I received an early demo version of this track over a year ago and loved it instantly, but the final finished product was worth the extra wait. With such a diverse cast of artists involved in the project, you would be forgiven for thinking this could overcomplicate things, but not at all. There's a strong lean towards the classic '90s happy hardcore vibe, but with a modern production dressing and an array of remixes to fit all styles.

Kit Hype

'Concrete Jungle'


I’m a bit of a Kit Hype fanboy these days, but you only have to listen to any of his releases to understand why. There are always three clear elements in his tracks — hardstyle, ragga and rave — yet somehow in every release, the parts deliver something completely fresh and unheard before. 'Concrete Jungle' comes with ragga horns, plucks and vocal samples, before smashing in with an old skool squelchy Juno hoover, then builds and drops with the cleanest and most powerful kick I’ve heard in a good while.



Subsonic Origins

This track came with a note from the label saying they are, "not trying to be the 13th in a dozen", a sentiment I wholeheartedly respect.

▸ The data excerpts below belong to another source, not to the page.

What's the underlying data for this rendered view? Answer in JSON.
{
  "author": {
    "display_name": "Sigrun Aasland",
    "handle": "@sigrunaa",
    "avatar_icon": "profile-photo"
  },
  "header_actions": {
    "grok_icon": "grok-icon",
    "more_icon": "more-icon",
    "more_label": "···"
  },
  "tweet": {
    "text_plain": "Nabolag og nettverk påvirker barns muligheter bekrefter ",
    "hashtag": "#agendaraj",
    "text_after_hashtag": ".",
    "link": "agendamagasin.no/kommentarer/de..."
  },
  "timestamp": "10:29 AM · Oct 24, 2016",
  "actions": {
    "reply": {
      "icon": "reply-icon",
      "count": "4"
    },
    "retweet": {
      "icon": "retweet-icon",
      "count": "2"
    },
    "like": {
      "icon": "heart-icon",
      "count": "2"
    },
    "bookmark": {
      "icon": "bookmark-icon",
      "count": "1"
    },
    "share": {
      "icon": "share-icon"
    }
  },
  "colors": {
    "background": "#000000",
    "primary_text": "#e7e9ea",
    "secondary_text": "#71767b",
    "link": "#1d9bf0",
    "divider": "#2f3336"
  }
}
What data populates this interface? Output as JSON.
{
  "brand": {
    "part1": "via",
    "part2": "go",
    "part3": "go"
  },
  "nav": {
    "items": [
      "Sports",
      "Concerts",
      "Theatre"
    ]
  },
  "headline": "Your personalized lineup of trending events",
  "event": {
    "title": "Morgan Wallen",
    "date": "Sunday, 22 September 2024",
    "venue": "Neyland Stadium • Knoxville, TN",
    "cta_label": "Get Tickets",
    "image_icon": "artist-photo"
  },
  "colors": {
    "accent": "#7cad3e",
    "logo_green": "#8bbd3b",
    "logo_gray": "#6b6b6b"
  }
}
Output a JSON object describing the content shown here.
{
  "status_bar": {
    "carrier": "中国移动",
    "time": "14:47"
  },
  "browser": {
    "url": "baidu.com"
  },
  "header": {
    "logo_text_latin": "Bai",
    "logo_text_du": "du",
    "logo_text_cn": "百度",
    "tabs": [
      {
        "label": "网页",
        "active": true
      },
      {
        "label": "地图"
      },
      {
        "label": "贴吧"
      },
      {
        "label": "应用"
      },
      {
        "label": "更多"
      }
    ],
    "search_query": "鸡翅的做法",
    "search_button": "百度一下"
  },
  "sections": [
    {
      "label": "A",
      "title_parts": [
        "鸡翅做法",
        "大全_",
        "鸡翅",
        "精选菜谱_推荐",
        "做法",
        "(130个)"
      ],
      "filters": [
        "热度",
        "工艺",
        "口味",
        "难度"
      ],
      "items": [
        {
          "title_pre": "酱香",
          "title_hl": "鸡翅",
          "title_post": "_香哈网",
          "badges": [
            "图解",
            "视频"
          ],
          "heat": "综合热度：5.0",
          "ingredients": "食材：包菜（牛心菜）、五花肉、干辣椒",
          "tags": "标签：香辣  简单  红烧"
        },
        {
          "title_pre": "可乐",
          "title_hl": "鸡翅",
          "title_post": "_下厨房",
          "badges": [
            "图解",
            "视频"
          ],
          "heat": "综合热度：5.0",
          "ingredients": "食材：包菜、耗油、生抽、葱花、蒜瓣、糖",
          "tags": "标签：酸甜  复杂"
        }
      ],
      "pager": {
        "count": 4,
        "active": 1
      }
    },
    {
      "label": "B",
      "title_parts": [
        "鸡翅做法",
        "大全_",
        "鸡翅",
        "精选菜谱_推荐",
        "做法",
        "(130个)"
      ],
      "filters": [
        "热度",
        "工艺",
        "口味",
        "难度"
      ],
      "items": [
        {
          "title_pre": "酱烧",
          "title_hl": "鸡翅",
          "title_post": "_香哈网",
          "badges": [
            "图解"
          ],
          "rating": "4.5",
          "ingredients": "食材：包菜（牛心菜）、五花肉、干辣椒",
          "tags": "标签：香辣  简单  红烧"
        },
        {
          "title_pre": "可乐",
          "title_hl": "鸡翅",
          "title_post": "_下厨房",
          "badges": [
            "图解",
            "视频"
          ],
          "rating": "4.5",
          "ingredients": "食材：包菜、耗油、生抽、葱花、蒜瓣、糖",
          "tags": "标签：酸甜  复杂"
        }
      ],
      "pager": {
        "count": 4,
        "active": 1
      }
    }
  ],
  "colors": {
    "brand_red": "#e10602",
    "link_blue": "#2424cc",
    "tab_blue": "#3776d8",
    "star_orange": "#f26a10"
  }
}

Influences are important, but originality is still key, and 'Deepr' has it all. Inspired by the early jump sounds and the tougher end of hardstyle, 'Deepr' is a quirky, stompy dancefloor track that will appeal to many scenes despite standing on its own.

Prime Time Players

'Don't Know How To Make You Happy (Suae x Technikal Remix)'

Lethal Theory

I love the original UK hardcore track, and this remix takes it to the next level, downgrading the tempo to a more traditional hard dance 150BPM, but opening up possibilities with a plethora of clear and present influences from early hardstyle to hard dance, trap and beyond. Such a captivating track to listen to, but not too complex — it still works well on the dancefloors too.

B-Front & Adrenalize

'Elektronic Symphony'


A clash of styles on this one, as raw meets melodic hardstyle. On paper it shouldn’t work, but these two heavyweights complement each other perfectly, and give us one of the fresher sounding tracks of 2019 so far.

Kid Morbid

'Regrets (Obsession Remix)'

Masters Of Hardcore

Scottish legend DJ Obsession is no stranger to any northern ravers, who will have seen him rocking dancefloors for over 20 years. Ever evolving, however, he has raised his production game to the next level recently, and his latest offering, a remix of the infamous Kid Morbid, is his greatest achievement to date. Cool movie samples and fast paced, rolling hardcore kicks instantly make this a hardcore anthem, with support from the scene's leaders across the world.

The Viper

'Wild & Free'

Art of Dance

The Viper is among the most respected artists in the Dutch hardcore scene, known for his hard beats but also his love for happier sounds. 'Wild & Free', in The Viper's own words, is modern day happy hardcore. He keeps the current Dutch sound, with a fast tempo and hard kicks, but fuses it with elated vibes. This tune is sure to be a crossover hardcore hit the world over.